Publié le 31 mai 2021Lecture 10 min
Le coronavirus : « le virus du lien social ? »
Georges PICHEROT, CHU de Nantes
Le développement rapide et inattendu de l’épidémie a très vite été associé à une perturbation aussi inattendue des liens sociaux. On a pu parler de « virus du lien social ». L’enfant a été le plus souvent préservé des risques directs. Il est cependant très concerné par les modifications des liens sociaux.
Ce qui peut modifier ou perturber le lien social
Le lien social, c’est l’ensemble des relations qui unissent les personnes ou les groupes sociaux. Pour se développer, l’enfant a besoin de multiples liens sociaux dont les plus importants sont tissés au sein de sa famille ou des collectivités éducatives.
Peu concerné directement par l’infection par la Covid-19, il l’est davantage par la maladie des adultes de son entourage : hospitalisation, décès, arrêt de travail, perte d’emploi.
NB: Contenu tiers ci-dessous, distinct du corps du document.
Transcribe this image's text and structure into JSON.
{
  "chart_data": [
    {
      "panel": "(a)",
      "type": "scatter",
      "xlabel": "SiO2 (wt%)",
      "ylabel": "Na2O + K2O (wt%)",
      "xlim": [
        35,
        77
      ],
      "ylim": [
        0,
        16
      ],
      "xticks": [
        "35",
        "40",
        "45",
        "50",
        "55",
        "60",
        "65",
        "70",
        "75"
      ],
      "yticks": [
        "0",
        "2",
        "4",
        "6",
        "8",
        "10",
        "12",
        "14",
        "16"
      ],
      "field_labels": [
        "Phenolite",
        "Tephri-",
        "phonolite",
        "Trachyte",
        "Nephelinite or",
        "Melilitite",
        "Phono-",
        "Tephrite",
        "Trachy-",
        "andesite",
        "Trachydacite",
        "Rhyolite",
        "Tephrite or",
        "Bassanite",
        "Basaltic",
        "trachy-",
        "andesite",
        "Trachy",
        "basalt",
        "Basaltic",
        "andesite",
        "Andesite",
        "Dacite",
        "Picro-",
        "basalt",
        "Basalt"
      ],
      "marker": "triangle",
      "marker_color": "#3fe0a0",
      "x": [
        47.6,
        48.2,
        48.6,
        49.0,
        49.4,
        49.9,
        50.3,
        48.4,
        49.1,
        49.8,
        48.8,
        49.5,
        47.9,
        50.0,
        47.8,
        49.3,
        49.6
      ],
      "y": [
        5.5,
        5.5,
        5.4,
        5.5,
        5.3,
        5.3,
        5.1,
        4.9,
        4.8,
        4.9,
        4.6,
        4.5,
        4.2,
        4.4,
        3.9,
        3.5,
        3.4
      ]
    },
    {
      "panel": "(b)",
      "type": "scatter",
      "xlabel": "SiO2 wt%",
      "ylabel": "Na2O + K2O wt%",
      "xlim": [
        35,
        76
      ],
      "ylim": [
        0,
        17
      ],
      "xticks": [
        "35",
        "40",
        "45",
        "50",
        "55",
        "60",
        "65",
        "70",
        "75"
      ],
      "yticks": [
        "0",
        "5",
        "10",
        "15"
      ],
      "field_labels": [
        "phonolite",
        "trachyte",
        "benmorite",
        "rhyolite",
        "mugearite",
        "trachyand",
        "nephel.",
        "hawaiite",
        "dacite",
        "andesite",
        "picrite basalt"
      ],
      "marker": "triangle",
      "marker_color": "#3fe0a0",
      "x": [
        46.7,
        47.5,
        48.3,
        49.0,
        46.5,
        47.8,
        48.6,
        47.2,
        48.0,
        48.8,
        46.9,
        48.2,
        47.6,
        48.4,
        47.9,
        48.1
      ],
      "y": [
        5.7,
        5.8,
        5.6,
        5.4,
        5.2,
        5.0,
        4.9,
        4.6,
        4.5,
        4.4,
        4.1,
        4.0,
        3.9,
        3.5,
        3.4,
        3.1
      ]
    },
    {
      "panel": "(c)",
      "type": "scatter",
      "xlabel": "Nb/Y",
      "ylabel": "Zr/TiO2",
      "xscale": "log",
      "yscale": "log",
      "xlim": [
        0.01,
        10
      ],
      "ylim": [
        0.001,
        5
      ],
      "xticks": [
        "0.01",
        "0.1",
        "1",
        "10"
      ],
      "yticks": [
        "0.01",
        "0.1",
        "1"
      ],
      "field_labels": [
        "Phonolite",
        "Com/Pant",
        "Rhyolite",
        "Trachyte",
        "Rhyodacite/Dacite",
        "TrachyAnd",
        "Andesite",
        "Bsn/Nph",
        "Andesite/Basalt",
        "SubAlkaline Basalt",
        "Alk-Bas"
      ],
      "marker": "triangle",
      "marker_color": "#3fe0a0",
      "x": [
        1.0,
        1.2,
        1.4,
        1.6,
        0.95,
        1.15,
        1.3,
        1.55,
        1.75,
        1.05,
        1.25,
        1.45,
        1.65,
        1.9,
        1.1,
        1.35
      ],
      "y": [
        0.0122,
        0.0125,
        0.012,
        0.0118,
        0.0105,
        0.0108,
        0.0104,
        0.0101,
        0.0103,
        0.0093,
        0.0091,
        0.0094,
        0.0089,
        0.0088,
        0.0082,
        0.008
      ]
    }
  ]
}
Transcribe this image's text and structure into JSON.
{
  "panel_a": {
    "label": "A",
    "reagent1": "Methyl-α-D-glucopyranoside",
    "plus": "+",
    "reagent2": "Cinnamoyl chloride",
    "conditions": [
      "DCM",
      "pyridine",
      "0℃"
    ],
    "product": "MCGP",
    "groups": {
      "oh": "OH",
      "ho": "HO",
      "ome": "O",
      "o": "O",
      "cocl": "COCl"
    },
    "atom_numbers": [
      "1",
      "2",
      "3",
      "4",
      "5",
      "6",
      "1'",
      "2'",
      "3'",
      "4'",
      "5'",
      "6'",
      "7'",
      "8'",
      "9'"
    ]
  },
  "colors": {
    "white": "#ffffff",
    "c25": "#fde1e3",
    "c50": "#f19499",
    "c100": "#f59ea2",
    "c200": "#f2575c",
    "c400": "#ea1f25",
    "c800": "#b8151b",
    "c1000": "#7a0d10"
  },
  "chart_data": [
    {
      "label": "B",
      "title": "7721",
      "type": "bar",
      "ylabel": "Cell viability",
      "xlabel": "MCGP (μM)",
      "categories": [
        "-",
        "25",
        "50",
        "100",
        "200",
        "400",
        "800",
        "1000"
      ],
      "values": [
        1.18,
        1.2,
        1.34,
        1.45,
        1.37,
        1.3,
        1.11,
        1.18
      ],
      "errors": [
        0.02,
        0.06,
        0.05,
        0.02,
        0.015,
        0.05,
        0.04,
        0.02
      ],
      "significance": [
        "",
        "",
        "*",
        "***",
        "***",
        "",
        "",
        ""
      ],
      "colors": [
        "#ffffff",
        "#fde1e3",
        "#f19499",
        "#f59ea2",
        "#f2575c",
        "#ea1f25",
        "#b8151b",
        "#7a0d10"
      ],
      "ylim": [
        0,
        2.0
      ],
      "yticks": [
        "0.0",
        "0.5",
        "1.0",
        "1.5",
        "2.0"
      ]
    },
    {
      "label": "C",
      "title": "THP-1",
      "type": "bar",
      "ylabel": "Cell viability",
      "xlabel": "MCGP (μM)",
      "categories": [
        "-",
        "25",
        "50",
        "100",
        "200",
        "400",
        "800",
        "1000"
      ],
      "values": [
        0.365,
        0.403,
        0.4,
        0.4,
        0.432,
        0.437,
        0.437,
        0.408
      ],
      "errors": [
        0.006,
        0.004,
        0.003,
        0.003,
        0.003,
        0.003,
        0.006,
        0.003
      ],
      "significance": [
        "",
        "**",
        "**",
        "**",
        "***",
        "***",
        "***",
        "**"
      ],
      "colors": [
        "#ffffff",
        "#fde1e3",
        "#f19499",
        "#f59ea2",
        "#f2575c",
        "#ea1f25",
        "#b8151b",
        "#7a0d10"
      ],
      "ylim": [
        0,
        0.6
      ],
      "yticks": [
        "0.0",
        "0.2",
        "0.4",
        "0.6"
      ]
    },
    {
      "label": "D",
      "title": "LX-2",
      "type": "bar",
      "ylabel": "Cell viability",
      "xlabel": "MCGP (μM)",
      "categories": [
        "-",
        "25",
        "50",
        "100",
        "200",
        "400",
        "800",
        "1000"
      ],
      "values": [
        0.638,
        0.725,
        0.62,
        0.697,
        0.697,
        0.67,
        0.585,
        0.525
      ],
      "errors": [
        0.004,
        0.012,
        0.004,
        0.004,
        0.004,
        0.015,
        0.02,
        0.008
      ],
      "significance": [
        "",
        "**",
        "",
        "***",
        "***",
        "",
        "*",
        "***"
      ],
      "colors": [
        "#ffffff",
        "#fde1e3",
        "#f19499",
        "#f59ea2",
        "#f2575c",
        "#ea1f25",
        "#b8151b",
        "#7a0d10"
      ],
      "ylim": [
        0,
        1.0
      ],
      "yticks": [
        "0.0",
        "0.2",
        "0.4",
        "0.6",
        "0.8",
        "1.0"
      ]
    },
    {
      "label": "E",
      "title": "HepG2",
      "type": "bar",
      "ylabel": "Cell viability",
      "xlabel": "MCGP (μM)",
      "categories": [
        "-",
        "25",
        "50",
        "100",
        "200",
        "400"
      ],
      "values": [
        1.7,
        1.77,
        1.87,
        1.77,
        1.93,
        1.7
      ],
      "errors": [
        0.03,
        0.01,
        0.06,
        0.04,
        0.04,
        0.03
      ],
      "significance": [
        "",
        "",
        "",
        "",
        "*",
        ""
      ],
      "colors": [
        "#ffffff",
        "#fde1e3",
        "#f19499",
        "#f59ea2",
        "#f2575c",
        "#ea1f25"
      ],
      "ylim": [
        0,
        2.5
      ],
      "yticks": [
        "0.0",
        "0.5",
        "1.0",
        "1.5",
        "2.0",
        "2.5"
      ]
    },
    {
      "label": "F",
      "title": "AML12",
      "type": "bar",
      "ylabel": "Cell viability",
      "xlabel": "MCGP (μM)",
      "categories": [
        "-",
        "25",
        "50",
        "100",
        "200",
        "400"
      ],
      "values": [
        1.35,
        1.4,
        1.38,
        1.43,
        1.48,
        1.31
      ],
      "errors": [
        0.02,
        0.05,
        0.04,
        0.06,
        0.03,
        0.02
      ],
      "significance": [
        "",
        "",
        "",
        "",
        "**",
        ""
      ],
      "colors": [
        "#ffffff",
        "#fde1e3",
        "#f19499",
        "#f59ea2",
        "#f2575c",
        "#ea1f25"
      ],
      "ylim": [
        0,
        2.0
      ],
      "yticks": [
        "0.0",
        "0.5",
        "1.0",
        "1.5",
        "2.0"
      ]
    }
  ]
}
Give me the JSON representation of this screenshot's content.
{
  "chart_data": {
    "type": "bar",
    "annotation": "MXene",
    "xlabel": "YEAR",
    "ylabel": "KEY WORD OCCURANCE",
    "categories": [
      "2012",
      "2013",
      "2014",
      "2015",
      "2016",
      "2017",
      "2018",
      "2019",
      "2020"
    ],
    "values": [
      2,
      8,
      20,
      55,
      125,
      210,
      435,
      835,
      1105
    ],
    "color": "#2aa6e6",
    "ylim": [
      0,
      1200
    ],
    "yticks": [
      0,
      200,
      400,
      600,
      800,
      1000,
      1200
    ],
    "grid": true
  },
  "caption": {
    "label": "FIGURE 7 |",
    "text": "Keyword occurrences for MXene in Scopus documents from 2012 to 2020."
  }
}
L’enfant ressent aussi les inquiétudes face aux incertitudes des informations très médiatisées.
Les conséquences des mesures prises au cours de cette pandémie sont moins connues. Des gestes barrières ont été mis en place : confinement, masques, distanciation physique (d’ailleurs appelé à tort, au début de l’épidémie, dis tanciation sociale). Tout ceci aboutit à des modifications rela tionnelles dans la vie familiale et la vie collective (crèche, école, lycée, université, activités culturelles, sport). Les adaptations sont différentes suivant les âges : nourrisson, enfant, adolescents. Nous proposons parmi tout cela quelques réflexions autour de vignettes : le confinement, les masques, l’école, la vulnérabilité et les particularités des adolescents.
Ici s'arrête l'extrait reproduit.